Until the end of May, the last time I visited the Los Angeles metropolitan area was about 16 months ago. During that trip, I spent a night in Sherman Oaks and another night in Agoura Hills, before heading back home to Chicago.
Recently, I arrived for a conference and spent time again wandering around these two communities.
The only things that seem to have changed are the home prices (which appear to be dropping slightly) and the amount of time it takes to sell a home (which appears to have gone up dramatically).
According to Amy Crews Cutts, deputy chief economist of Freddie Mac, what’s going on in these southern California communities is somewhat indicative of what’s happening in the rest of the country.
Homes are still selling, albeit slowly. Sellers are starting to lower prices and developers are offering a tremendous amount of incentives to move their newly-built homes, she said.
But clearly, it’s not enough to turn things around for the overall residential real estate market.
“There are only two ways to clear out the existing housing inventories: If mortgage interest rates go lower or if sellers lower their prices,” said Mark Keisel, an executive vice president with PIMCO, an investment firm based in Newport Beach, California. “But it doesn’t look like the Federal Reserve Bank is inclined to lower interest rates too much and sellers are holding firm.”
“(Housing) inventories,” he observed, “are the best predictor of the future direction of a housing market.”
“There are 3.7 million existing homes for sale in the U.S., which is 20 percent above where it was last year. Inventories are not going down, the number of vacant homes for sale has soared, and you have concessions being handed out by home builders,” he added.
Keisel said he sold his own home in Southern California over a year ago, when he estimated the market was peaking. He’s been renting ever since and says he doesn’t expect to buy anything for another year or two.
Emile Haddad, chief investment officer of Lennar, says that he has been preparing his company for the lean times for the last 10 years.
Many home builders don’t understand that you have to prepare for the bad times during the good times, he explained.
Lennar, with was founded in 1954 and has approximately $10 billion in sales, has been walking away from options on land, and offering incentives to get houses sold.
“We talk to our managers all over the country at 5:00 pm every day. We are talking about the efficiency of the business and we want to know where everybody is,” he said.
But on a panel at a conference in Anaheim, Keisel, Crews Cutts and Haddad all agreed that the current state of the mortgage market could be better.
While Crews Cutts says the prime mortgage market “will be absolutely boring,” she isn’t sure how bad the subprime market will get.
“We’ve never been in a subprime credit cycle like this, because overnight all the liquidity evaporated,” she explained. “Who will service and negotiate these loans if the lenders have gone out of business?”

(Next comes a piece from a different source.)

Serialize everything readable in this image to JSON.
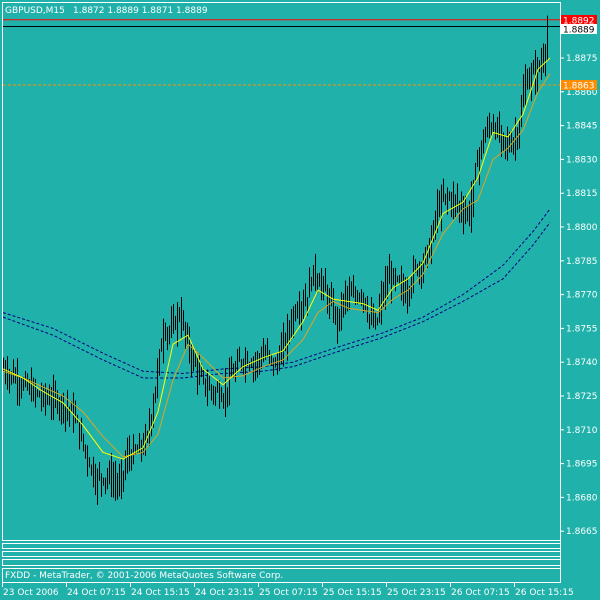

With mortgage fraud up an estimated 30 percent in 2006, Crews Cutts says it’s also unknown what will happen to these homes when the buyers walk away. It could be part a big part of the “vacant homes for sale” story.
“The problem with subprime loans and option ARM loans and interest-only loans is that defaults are going up. But early payment defaults are also high,” she said.
Subprime mortgages originated in 2006 are experiencing a greater number of defaults far earlier in the payment cycle than loans originated in previous years, Crews Cutts pointed out.
“One and a half percent of these loans are going bad in month 14,” she explained. “And the (interest rate) reset hasn’t even happened yet.”
What will happen when $1 trillion in adjustable rate mortgages resets in the next year?
That, says Crews Cutts and Keisel, will determine whether the real estate slowdown bottoms out this year, next year or at some indeterminate time in the future.